Steps taken by the US in 2002, following the Enron and WorldCom crises, provide another useful comparison. The inadequacy of auditors’ self-regulation led to the creation of an independent audit watchdog, the Public Company Accounting Oversight Board, supplemented by the Sarbanes-Oxley Act.
As yet another scandal emerges, the US response of almost twenty years ago has become the renewed focus of attention in London. Commissioned by the UK Government, the 2019 Brydon Report into the audit profession recommended raising standards to require auditors to “endeavour to detect material fraud in all reasonable ways“. This is contrary to the previous refrain, such as in the wake of Patisserie Valerie’s collapse, that an audit is “not designed to look for fraud“. EY has put this issue at the heart of its Wirecard defence by asserting that “even the most robust audit procedures may not uncover this kind of collusive fraud”.
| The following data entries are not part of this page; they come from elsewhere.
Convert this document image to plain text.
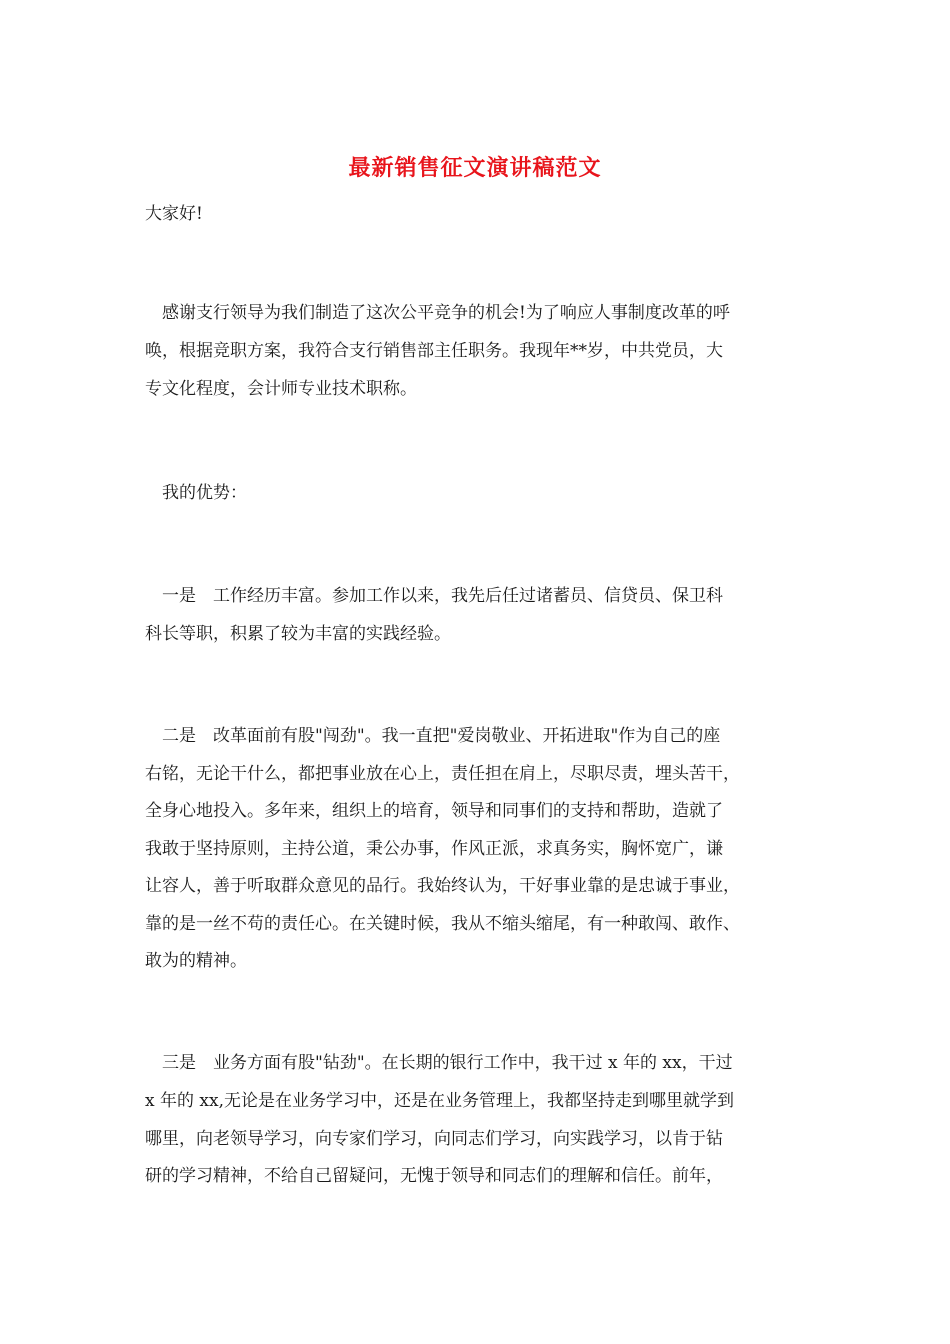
最新销售征文演讲稿范文
大家好!
　感谢支行领导为我们制造了这次公平竞争的机会!为了响应人事制度改革的呼
唤，根据竞职方案，我符合支行销售部主任职务。我现年**岁，中共党员，大
专文化程度，会计师专业技术职称。
　我的优势：
　一是　工作经历丰富。参加工作以来，我先后任过诸蓄员、信贷员、保卫科
科长等职，积累了较为丰富的实践经验。
　二是　改革面前有股"闯劲"。我一直把"爱岗敬业、开拓进取"作为自己的座
右铭，无论干什么，都把事业放在心上，责任担在肩上，尽职尽责，埋头苦干，
全身心地投入。多年来，组织上的培育，领导和同事们的支持和帮助，造就了
我敢于坚持原则，主持公道，秉公办事，作风正派，求真务实，胸怀宽广，谦
让容人，善于听取群众意见的品行。我始终认为，干好事业靠的是忠诚于事业，
靠的是一丝不苟的责任心。在关键时候，我从不缩头缩尾，有一种敢闯、敢作、
敢为的精神。
　三是　业务方面有股"钻劲"。在长期的银行工作中，我干过 x 年的 xx，干过
x 年的 xx,无论是在业务学习中，还是在业务管理上，我都坚持走到哪里就学到
哪里，向老领导学习，向专家们学习，向同志们学习，向实践学习，以肯于钻
研的学习精神，不给自己留疑问，无愧于领导和同志们的理解和信任。前年，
A recent flurry of activity shows that auditor oversight is now taking centre stage. Recent findings of “serious and serial audit failings” by Deloitte, which faces a record fine of up to £15m (plus costs of £5.6m) for its audits of Autonomy and has been ordered to produce a “root cause” analysis of its misconduct, characterise the unfolding drama for accountancy firms. Simultaneously, the FRC fined Grant Thornton, reprimanding them for breaching “firm-wide” audit ethical and control standards. Furthermore, the FRC has published a 22-point plan for operational separation in accounting firms (primarily aimed at the Big Four, who were reportedly dragged into an emergency FRC ‘virtual summit’).
Most recently, the FRC’s sanction imposed on BDO (albeit for a more technical and specific standards breach than those discussed above) maintains the ongoing momentum in the auditor oversight space. This will be accelerated by a notably candid FRC Annual Enforcement Review on 31 July 2020 that reports concerns over a “tickbox” culture to audit testing and “auditor/ management relationships that are too close to enable auditors to exercise sufficient professional scepticism“.
UK regulators and legislators may decide to increase the liability of corporates and key executives, including a corporate “failure to prevent” offence. Meanwhile, audit and consultancy work could finally be ring-fenced from each other. Ultimately, however, independent assurance provided by auditors is the principal protection for investors and the wider economy against fraud and negligence in preparing company accounts. Litigation against auditors is a recourse after the event, not a preventative control. Better oversight and enhanced standards therefore remain key. Despite the FRC upping the ante recently, this necessitates the creation of ARGA to replace the FRC, as recommended by Brydon. Paradoxically, to do this requires legislative attention from a UK government that remains distracted by the Covid-19 crisis, which could itself exacerbate audit risks, thereby reinforcing the need for ARGA. Whatever happens in ‘Wirecard-gate’, change seems inevitable.
 Amjad Rihan v Ernst & Young Global Limited & Others  EWHC 901 (QB).
 South Australia Asset Management Corporation v York Montague Limited  AC 191.
 Deloitte has sought to reduce the fine, including on the basis that the fine should be calculated only by reference to Deloitte’s audit (rather than wider) revenues.